このまま放っておくとまずい。そう感じたわたしは急いでベッドからおりて、下に隠しておいた『Useful-T(MP5)ool』を取り出す。

 

 

「止せ止せッ、病人が無茶なんかするもんじゃない、体に障るから落ち着いてろ!!」

 

「大丈夫。たとえ風邪をひいていようとも、複雑骨折をしてようとも戦えるように訓練されてるから。君と先輩は他の皆へ敵襲だと伝えておいて、じゃあ行ってくるね!」

 

「バカかあんた、ここ何階だと思ってんだ?!」

 

「ちょっと待って! お願いカヨリ、ちょっと待ってってば!」

 

「ほらシロコもビビってるから、ちょっといったん落ち着け――ああくそ、あの間抜け本気で行きやがった!」

 

 

降りる。

 

下りていく。

 

訓練の時よりもはるかに低い高さから、ひらりひらりと落ちていく。

 

 

「目標、ただのヘルメット団が数人。

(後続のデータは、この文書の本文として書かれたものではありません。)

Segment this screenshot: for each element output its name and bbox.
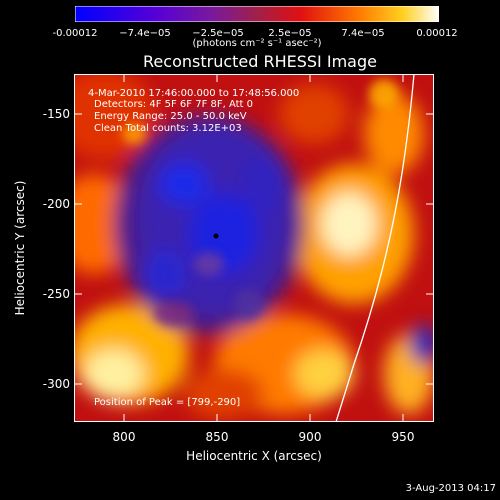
y-axis-label: Heliocentric Y (arcsec): [13, 180, 27, 316]
colorbar-tick-label: 0.00012: [416, 28, 458, 39]
peak-position-annotation: Position of Peak = [799,-290]: [94, 397, 241, 408]
time-range-annotation: 4-Mar-2010 17:46:00.000 to 17:48:56.000: [88, 88, 300, 99]
colorbar-tick-label: 2.5e−05: [268, 28, 312, 39]
x-tick-label: 800: [112, 430, 136, 444]
y-tick-label: -200: [42, 197, 70, 211]
colorbar-tick-label: −2.5e−05: [192, 28, 244, 39]
y-tick-label: -250: [42, 287, 70, 301]
clean-counts-annotation: Clean Total counts: 3.12E+03: [94, 123, 242, 134]
y-tick-label: -150: [42, 107, 70, 121]
footer-date: 3-Aug-2013 04:17: [405, 483, 496, 494]
colorbar-tick-label: -0.00012: [52, 28, 98, 39]
x-axis-label: Heliocentric X (arcsec): [186, 449, 322, 463]
x-tick-label: 950: [391, 430, 415, 444]
colorbar-tick-label: −7.4e−05: [119, 28, 171, 39]
colorbar-tick-label: 7.4e−05: [341, 28, 385, 39]
energy-range-annotation: Energy Range: 25.0 - 50.0 keV: [94, 111, 247, 122]
rhessi-image: [74, 74, 434, 422]
colorbar-units: (photons cm⁻² s⁻¹ asec⁻²): [192, 38, 322, 49]
x-tick-label: 850: [205, 430, 229, 444]
y-tick-label: -300: [42, 377, 70, 391]
detectors-annotation: Detectors: 4F 5F 6F 7F 8F, Att 0: [94, 99, 254, 110]
colorbar: [75, 6, 439, 22]
x-tick-label: 900: [298, 430, 322, 444]
image-title: Reconstructed RHESSI Image: [143, 52, 377, 71]
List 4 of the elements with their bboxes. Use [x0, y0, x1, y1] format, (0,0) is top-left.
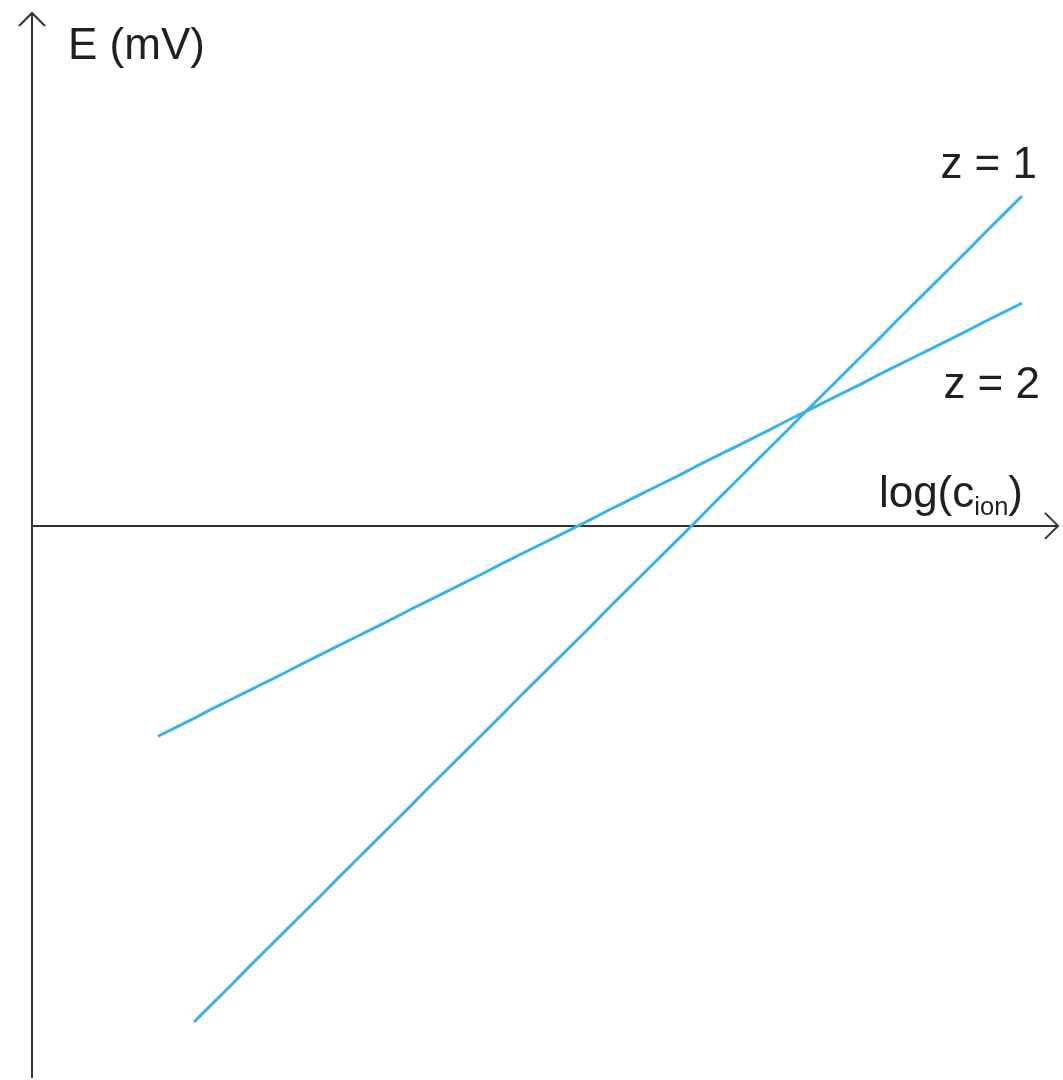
x-axis-title: log(c$_{ion}$) [878, 467, 1023, 520]
y-axis-title: E (mV) [68, 19, 205, 68]
series-label: z = 1 [940, 138, 1037, 188]
series-label: z = 2 [943, 358, 1040, 408]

ハンデ込みで考えても、うん……」

 

 

着地方法は自分に任せる。戦い方も、引き際も、自分自身に全部委ねてしまえばいい。

 

 

「――やっぱり数分もかからずに片付きそう。先輩にはわるいことしちゃったかな?」

 

 

あと少しで地面

 

 

 

 

 

 

 

 

 

 

 

 

 

 

 

 

 

 

 

 

 

 

 

 

 

 

 

 

 

 

 

 

 

 

 

 

 

 

 

「バカがよォ!! 肝が冷えるからダイナミックエントリーはやめろってんだ!!」

 

 

 

 

 

 

 

 

 

 

 

 

 

 

 

 

 

 

 

地面に着くといったところで、セイが滑り込んできた(スライディング)

 

 

 

 

 

 

 

 

 

 

 

 

 

 

 

 

 

 

 

 

 

 

 

 

「なんで……!?」

 

「どうだっていいだろそんなの!! というかあの高さ、いくらキヴォトスの人間の頑丈さがあったとしても無事じゃ済まない。オレらもやる、先輩方もお冠だがとりあえずやる、だからもう……」

 

 

 

ああ、やっぱりこの人は――――

 

 

 

「…へんなの」

 

「寝言は寝ていえ。いやマジで寝ててくれ頼むから。これ終わったら戻れよ!?」

 

「わかったから。あとホシノ先輩、そんなに睨まないでほしいんだけど」

 

「うへぇ…………身投げした大バカさん太郎はねぇ、あとで叱んないとね~?」

 

 

 

この人たちは、なんだかとっても。

 

 

 

 

 

 

 

 

 

 

 

 

 

 

 

 

とっても素敵だ。

 

 

 

 

 

 

 

 

 

 

 






※ユイはまだ戦闘機に追いかけまわされています。